Frederick terkejut melihat Dominict dalam keadaan lemah, wajahnya pucat, dan napasnya berat. Namun, dengan gagah berani, Dominict tetap berdiri tegak.
"Jendral... Apa yang terjadi?" Tanya Frederick khawatir. Mengikat baru tadi sore ia bertemu dengan Dominict, ia terlihat baik-baik saja.
"Tidak ada waktu untuk menjelaskan! Katakan apa yang terjadi!"
Kata-kata Dominict terputus-putus, menahan rasa sakit yang begitu menyiksa tubuhnya. Tremor dan kejang otot semakin kuat terasa, membuatnya hampir tak mampu berkata-kata akibat rasa sakit yang begitu menyiksa.
"Nampaknya musuh kita mulai bergerak dan melakukan serangan, Jendral. Kita harus siapkan pasukan untuk menghadapi mereka!"
Saat itu, Dominict terdiam menerima laporan dari Frederick. Ia berjalan di antara para prajurit istana, dan melihat jasad penjaga yang telah tewas dengan anak panah menancap di dadanya, menatap lurus ke dadanya.
Di sana Dominict tampak mengenali anak panah itu.
Anak panah yang dibuat khusus itu tidak sembarangan digunakan. Dilihat dari ujungnya yang dirancang untuk memberikan daya rusak mematikan, serta diperlukan busur khusus dan tenaga besar untuk melepaskan anak panah tersebut.
"Persiapkan diri kalian!
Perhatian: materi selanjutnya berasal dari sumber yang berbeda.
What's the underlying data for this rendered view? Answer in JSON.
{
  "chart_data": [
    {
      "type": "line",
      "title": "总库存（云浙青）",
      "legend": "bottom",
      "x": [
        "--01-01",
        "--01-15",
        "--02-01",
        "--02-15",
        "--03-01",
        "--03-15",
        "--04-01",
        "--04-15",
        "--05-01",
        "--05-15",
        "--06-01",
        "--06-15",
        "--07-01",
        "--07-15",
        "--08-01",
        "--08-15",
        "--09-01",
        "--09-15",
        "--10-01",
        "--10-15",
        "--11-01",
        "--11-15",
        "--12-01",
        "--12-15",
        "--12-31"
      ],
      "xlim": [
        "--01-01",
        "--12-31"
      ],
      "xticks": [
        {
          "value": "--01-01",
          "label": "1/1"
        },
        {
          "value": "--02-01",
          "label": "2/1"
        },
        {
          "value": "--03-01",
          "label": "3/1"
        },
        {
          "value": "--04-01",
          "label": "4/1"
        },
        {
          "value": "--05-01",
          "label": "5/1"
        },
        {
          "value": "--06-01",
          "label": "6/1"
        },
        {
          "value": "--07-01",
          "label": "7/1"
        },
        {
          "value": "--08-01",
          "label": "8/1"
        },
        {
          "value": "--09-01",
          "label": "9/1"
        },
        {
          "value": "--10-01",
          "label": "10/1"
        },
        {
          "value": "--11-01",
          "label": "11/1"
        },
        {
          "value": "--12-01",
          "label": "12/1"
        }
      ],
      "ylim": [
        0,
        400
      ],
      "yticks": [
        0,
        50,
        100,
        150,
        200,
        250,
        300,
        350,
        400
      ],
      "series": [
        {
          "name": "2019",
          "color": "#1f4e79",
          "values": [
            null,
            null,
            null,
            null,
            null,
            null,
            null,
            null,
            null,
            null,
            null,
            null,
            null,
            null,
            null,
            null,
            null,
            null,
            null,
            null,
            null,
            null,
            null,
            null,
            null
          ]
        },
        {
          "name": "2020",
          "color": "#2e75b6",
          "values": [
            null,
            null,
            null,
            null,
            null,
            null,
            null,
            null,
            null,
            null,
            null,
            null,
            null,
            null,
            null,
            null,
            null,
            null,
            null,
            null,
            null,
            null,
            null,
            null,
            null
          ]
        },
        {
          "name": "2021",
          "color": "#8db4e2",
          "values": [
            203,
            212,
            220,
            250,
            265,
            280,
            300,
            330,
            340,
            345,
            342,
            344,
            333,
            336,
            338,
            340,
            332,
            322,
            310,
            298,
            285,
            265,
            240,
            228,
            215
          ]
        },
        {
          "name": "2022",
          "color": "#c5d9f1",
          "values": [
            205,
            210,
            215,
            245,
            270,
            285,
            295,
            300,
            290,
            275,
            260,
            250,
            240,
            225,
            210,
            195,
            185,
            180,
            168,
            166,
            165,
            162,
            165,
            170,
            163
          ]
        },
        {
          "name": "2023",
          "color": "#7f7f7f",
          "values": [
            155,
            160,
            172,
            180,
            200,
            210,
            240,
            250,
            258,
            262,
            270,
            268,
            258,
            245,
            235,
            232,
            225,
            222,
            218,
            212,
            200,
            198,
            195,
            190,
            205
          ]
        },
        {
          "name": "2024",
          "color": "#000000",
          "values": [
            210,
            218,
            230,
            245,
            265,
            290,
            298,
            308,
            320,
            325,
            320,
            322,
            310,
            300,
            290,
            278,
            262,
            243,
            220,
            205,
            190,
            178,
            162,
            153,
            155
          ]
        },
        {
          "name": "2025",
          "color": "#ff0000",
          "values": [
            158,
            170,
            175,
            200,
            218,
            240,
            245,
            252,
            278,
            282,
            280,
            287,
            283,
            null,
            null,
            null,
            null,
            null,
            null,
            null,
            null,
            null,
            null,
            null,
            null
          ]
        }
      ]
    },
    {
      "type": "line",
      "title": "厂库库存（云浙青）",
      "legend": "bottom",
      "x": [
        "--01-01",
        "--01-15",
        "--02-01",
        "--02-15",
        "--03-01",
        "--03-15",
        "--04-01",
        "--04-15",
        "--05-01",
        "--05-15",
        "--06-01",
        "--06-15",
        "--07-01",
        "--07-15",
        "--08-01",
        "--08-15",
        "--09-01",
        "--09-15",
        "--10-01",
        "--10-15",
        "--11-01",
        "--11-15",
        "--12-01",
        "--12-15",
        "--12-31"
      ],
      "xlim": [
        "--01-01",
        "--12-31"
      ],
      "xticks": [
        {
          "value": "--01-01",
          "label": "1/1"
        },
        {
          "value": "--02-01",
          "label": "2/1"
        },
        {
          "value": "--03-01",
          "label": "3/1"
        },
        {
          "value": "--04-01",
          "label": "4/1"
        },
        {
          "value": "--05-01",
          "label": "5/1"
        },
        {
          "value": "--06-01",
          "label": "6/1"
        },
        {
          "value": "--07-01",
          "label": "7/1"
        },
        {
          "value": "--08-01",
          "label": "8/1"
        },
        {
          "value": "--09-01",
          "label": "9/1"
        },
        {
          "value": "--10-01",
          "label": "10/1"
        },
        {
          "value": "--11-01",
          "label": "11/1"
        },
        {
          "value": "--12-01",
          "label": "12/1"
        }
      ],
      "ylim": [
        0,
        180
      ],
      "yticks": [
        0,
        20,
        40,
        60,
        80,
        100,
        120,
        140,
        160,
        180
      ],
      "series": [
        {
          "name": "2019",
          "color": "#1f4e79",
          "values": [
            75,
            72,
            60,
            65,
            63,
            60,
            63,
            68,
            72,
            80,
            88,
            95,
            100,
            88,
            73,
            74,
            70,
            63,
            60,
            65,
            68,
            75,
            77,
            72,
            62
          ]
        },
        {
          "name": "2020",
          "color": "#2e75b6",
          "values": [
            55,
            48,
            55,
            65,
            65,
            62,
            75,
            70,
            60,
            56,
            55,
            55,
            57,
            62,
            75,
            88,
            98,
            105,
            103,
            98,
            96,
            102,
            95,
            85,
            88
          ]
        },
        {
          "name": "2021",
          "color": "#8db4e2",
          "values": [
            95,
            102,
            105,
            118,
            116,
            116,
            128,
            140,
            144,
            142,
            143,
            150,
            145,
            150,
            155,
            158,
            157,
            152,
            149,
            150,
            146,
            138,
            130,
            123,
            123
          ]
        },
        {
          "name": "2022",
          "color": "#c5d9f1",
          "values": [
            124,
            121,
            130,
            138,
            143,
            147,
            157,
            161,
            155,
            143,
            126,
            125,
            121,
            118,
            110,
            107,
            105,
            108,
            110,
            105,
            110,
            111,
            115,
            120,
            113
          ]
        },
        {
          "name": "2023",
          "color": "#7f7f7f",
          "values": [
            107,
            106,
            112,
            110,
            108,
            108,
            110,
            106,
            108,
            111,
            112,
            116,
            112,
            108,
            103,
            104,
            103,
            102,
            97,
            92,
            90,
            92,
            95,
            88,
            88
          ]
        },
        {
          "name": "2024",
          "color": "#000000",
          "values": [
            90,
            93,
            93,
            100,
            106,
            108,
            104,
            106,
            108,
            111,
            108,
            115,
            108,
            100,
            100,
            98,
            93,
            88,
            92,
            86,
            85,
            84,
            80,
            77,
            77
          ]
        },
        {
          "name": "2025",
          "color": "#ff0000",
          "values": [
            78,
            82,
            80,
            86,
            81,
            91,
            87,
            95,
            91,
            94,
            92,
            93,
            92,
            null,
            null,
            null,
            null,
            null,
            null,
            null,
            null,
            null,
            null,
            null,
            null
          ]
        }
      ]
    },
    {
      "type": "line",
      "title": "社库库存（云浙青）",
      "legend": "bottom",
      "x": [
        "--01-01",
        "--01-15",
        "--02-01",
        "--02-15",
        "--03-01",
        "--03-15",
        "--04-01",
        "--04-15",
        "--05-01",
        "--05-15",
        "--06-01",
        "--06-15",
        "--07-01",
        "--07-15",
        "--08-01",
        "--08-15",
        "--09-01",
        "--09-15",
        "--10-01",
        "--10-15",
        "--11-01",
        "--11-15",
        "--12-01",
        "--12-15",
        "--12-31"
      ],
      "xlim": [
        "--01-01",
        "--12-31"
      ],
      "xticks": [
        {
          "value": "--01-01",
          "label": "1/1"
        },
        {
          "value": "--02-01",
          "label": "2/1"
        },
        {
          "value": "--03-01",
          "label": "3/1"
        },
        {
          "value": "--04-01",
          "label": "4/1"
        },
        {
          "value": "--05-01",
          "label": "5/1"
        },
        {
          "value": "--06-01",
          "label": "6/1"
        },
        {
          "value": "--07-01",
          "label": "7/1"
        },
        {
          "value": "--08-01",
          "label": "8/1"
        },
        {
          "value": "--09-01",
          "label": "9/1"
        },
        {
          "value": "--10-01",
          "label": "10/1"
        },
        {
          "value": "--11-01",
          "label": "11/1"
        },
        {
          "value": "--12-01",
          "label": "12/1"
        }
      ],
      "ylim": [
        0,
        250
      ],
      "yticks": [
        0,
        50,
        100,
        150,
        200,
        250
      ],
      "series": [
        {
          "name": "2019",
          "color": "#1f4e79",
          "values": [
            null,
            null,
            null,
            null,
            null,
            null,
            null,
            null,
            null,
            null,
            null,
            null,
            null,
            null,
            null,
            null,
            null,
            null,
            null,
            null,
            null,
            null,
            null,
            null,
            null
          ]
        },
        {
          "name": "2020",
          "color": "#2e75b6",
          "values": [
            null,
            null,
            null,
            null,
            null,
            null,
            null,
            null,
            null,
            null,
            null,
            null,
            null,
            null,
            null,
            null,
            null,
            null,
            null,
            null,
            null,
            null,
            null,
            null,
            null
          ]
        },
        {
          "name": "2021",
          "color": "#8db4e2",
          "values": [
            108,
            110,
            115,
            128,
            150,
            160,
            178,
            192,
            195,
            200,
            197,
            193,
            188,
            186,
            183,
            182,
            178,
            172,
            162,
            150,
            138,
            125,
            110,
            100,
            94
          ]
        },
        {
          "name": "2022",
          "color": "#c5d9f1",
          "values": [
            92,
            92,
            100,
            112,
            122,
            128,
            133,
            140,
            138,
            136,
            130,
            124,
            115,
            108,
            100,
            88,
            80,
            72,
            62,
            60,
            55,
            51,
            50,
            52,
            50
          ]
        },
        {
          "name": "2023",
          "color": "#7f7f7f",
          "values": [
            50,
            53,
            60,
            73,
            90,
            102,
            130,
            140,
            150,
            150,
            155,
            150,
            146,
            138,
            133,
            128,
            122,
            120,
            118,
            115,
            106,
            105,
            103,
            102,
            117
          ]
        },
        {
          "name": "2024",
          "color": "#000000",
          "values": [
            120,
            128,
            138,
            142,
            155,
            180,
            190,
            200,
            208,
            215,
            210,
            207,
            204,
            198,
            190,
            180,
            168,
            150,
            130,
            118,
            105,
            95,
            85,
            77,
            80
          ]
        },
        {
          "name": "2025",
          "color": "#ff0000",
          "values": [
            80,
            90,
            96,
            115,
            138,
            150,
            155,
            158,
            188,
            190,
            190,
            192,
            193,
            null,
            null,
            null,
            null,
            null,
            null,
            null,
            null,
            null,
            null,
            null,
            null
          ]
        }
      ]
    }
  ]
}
Ini akan menjadi pertempuran pertama kalian. Dan... Musuh kali ini bukan musuh sembarangan. Mereka adalah para tentara bayaran..."
"Jendral.... Apa sebaiknya kita mundur... " Frederick tampak khawatir dengan jawaban Dominict, karena melawan tentara bayaran sama saja dengan bunuh diri.
Karena para tentara bayaran adalah sekelompok orang yang memiliki kemampuan khusus dalam pertempuran dan mereka telah melewati berbagai pertarungan di medan pertempuran hingga banyak kerajaan menyewa mereka dengan harga tinggi demi meraih kemenangan dalam suatu pertempuran.
meski jumlah mereka sedikit yang hanya beberapa ratus orang itu sudah cukup untuk menembus barikade pertahanan pasukan kerajaan.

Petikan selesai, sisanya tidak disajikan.